Tempo de ofensiva
Uma vaga de calor abateu-se sobre o País, nada aliás de inesperado, originando um incêndio florestal de maiores dimensões e consequências bem mais trágicas do que é costume. Um bando de sujeitos de perfil ainda incerto aplicou-se a assaltar o depósito de Tancos e a apoderar-se de um diversificado conjunto de armas capaz de fazer a felicidade de qualquer grupo terrorista. Perante os dois acontecimentos a direita não perdeu tempo a pensar: apercebendo-se de que chegara uma dupla oportunidade de luxo, passou à ofensiva em várias frentes, das quais a mais óbvia é a frente mediática liderada pela frente televisiva. Quanto a esta nem há que estranhar, há anos e anos que a entrada nas redacções é condicionada e adequadamente vigiada, e não se está a falar das funções do porteiro. E as coisas têm vindo a desenrolar-se de tal modo que por vezes quase tem tido o travo de um acepipe, embora um pouco ácido, assistir a um telenoticiário da SIC ou da sua mana mais nova, a SIC Notícias, isto sem desfazermos no mérito e no eventual esforço de outros canais. Afinal, pode não ter sido apenas por amor ao jornalismo em geral e ao telejornalismo em especial que o dr. Balsemão decidiu um dia ter a sua própria operadora de televisão. Não é, necessariamente, que um dia tenha sido assaltado por um sonho berlusconiano de acesso ao poder por via televisiva, mas é factual que a TV não é negócio que gere grandes lucros financeiros, muito antes pelo contrário, pelo que em princípio talvez possa gerar outro tipo de dividendos. Além do prazer da sua posse e da sensação de poder que ela proporciona.
O enorme pecado
Voltemos, porém, ao que é importante: à ofensiva mediática contra o governo que está em curso a partir de dois acontecimentos graves: um incêndio pavoroso e um escandaloso roubo de armas. E, antes do mais, refiramos a culpa maior deste executivo que está a ser tão intensamente bombardeado: não é a da intensa plantação de eucaliptos que aliás tanto deve à drª. Cristas, nem a de algum provável desmazelo nas vedações em Tancos: o seu enorme pecado aos olhos do dr.
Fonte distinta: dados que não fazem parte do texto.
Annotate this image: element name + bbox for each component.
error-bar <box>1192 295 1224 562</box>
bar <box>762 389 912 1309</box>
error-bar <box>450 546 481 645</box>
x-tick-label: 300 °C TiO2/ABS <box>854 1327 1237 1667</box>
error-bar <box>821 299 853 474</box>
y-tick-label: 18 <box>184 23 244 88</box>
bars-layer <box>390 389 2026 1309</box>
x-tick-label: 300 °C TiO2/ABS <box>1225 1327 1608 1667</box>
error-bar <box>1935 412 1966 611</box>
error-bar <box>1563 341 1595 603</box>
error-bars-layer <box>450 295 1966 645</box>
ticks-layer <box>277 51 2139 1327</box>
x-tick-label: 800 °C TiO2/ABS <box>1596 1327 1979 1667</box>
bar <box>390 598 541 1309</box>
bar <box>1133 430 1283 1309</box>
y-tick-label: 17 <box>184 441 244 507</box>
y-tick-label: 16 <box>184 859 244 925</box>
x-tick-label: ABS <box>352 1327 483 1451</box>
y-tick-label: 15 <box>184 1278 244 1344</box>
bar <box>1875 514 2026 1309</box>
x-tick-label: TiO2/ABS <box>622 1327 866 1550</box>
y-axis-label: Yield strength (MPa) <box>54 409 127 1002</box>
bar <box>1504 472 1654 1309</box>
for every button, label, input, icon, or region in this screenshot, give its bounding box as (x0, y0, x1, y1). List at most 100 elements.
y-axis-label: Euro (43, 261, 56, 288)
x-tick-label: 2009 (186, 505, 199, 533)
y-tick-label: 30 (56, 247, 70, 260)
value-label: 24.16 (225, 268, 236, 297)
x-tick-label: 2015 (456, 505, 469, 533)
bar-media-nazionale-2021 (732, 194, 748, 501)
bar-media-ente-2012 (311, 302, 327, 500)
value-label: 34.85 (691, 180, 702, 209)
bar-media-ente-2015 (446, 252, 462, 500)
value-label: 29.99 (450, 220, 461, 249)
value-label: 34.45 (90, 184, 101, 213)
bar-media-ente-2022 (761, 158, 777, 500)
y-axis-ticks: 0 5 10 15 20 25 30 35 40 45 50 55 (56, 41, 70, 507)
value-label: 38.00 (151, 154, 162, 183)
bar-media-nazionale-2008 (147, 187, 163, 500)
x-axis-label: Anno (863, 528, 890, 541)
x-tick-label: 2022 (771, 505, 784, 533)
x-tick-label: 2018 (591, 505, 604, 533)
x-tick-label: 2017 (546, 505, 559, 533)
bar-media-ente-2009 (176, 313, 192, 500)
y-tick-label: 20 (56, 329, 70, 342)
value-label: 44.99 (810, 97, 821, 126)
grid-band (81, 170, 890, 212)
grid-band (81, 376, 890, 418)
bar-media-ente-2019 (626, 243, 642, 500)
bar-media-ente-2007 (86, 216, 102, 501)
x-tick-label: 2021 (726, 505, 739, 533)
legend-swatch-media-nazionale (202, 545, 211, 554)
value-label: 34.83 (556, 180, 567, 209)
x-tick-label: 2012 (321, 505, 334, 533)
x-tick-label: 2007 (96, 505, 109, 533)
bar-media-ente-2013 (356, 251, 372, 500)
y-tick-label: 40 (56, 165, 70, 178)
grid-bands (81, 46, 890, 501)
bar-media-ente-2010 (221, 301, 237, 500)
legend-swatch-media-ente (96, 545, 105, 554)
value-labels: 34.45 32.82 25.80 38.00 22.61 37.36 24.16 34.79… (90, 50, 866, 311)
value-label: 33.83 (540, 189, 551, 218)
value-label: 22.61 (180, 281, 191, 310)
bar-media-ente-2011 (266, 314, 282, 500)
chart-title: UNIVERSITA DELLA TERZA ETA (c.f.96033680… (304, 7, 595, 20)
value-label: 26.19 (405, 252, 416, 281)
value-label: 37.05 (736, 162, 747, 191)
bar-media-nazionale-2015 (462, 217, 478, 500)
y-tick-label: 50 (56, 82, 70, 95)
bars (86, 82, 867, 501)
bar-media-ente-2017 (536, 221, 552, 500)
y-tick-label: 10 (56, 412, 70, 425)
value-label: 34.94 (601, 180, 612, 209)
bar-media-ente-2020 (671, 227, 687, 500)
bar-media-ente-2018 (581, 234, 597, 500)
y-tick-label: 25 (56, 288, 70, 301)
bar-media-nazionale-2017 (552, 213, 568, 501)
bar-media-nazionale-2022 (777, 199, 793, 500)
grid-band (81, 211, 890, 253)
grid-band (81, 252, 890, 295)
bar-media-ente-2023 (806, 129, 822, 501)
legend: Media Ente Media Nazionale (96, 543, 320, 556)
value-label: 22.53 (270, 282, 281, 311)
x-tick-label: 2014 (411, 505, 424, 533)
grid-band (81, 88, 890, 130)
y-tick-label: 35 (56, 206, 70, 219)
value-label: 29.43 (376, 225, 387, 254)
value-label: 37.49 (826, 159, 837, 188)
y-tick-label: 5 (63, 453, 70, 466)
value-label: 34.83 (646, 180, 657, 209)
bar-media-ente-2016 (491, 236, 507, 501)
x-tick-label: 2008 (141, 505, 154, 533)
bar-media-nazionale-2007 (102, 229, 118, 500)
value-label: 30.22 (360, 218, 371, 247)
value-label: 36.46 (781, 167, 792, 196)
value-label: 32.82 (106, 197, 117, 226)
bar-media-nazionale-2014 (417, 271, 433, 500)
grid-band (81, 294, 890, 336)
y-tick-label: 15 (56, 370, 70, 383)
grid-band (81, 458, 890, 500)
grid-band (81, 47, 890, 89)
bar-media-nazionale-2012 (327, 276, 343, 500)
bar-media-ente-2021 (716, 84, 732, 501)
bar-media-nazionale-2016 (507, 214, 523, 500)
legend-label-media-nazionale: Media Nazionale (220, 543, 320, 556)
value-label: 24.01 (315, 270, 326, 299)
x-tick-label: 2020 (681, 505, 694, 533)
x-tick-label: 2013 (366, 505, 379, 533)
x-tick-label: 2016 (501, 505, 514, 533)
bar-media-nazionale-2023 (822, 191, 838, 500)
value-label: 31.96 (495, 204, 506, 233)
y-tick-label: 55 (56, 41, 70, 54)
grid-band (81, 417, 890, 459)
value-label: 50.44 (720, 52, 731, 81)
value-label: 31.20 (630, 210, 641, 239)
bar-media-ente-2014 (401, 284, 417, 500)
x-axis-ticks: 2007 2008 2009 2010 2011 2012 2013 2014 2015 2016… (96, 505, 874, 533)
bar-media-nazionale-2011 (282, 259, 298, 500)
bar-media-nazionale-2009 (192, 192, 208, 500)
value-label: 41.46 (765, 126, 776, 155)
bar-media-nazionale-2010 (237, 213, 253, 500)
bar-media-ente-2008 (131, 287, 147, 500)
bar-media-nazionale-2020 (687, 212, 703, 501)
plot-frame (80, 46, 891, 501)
Passos e sua gente é aceitar os votos dos deputados comunistas (e não só, bem se sabe) em decisivas votações parlamentares. De onde decorre um claro tempo de ofensiva. Porque o Siresp falhou dramaticamente, e nem se diz que foi contratado por um governo anterior custando os (nossos) olhos da cara, pormenores desses não interessam. Porque supostamente terão sido alguns membros do governo que andaram em Tancos a abrir brechas no arame farpado. Porque António Costa ainda não lançou a ministra Constança Urbano de Sousa às labaredas da culpabilização nem o ministro Azeredo Lopes ao fuzilamento político que seria a demissão. Entendamo-nos: relativamente a estes dois factos, o incêndio e o roubo de armas, há responsabilidades governamentais, como aliás qualquer cidadão entende e o Secretário-geral do PCP sublinhou, mas não exclusivamente deste Governo, também pelo menos do que imediatamente o precedeu. Por isso o dr. Passos, que consta que «está atónito», bem podia meter a mão na consciência. Que terá.